Что я хотела бы знать, так это как вернуть их на место, чтобы я могла нормально выспаться ночью.

Мне следует укрыться одеялом прямо сейчас — завтра я буду без сил чинить забор Дейна после всей моей собственной работы. Но я сомневаюсь, что более трусливо, чем мне хотелось бы признать, при мысли о возможности вернуться в тот же сон.
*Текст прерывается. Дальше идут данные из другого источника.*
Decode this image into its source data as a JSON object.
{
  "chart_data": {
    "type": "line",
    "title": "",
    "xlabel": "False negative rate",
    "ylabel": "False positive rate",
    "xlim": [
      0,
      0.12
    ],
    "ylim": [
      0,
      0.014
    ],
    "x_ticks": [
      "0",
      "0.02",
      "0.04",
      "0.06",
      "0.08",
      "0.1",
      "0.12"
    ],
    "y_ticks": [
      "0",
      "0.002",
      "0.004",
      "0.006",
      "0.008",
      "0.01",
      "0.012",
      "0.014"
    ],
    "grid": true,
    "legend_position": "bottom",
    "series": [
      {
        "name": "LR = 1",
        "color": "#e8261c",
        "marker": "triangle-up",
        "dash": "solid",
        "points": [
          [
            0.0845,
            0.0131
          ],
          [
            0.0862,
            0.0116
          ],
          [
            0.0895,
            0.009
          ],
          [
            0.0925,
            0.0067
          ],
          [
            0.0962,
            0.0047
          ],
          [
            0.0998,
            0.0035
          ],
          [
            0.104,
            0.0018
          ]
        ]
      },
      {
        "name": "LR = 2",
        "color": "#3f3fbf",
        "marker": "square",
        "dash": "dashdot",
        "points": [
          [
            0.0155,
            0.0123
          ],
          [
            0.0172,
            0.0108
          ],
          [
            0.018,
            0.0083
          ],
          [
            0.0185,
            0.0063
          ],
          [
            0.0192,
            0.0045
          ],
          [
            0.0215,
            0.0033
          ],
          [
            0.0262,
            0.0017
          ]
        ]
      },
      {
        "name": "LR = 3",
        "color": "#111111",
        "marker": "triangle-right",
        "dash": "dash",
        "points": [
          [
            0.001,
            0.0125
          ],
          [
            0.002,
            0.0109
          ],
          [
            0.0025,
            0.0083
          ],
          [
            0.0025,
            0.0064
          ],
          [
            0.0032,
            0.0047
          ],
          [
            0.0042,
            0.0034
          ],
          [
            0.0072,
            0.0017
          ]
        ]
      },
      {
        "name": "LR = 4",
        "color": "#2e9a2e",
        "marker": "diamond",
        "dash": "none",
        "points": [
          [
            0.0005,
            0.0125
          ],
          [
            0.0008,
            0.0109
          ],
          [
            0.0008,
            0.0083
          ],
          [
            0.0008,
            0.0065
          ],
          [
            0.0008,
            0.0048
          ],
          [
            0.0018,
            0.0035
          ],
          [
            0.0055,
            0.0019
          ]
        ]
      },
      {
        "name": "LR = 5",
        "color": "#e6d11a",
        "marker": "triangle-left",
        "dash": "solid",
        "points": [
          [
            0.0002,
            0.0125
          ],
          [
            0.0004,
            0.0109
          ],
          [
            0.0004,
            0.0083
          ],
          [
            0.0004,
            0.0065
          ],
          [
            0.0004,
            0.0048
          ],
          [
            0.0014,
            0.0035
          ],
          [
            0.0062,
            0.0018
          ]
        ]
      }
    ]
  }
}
В комнате холодно и тошнотворно. Мои худшие страхи сгущаются вокруг меня. Они шепчутся в трубе вместе с ветром.

И вдалеке, на нижнем этаже дома, я слышу звуки пианино…

Бинг... бинг... бинг…




Глава 11

Дейн

Реми вылезает из своего грузовика, она выглядит сонной и надутой. Я ожидал это, а может, и чего-то похуже, поэтому жду на тенистом крыльце, потягивая джин.

— Мне понадобится немного этого, — говорит она в качестве приветствия.

Я уже принес для нее бокал, не то чтобы она заметила. У бедной Реми была беспокойная ночь.

Я наливаю ей двойную порцию, растирая лайм по краям.

— Спасибо, — Реми опрокидывает стакан и вытирает рот рукой. У нее до смешного практичный подход к делу, как будто она забывает, что другие люди могут ее видеть.

Сегодня на ней джинсы, в которых дыр больше, чем самой ткани. Участки ее голых коричневых ног просвечивают сквозь рваную джинсовую ткань.

Реми по-своему умеет выражать эмоции. Темные круги под глазами и угрюмый взгляд выглядят на ней довольно сексуально — ее черные брови низко нависают, а нижняя губа надута.

— Ты выглядишь усталой.

— Я устала.

— Тяжелая ночь?

Она бросает на меня подозрительный взгляд поверх края своего бокала. Она уже выпила джин, но кладет в рот немного льда и катает его по языку. Это сексуально, и она знает, что это сексуально.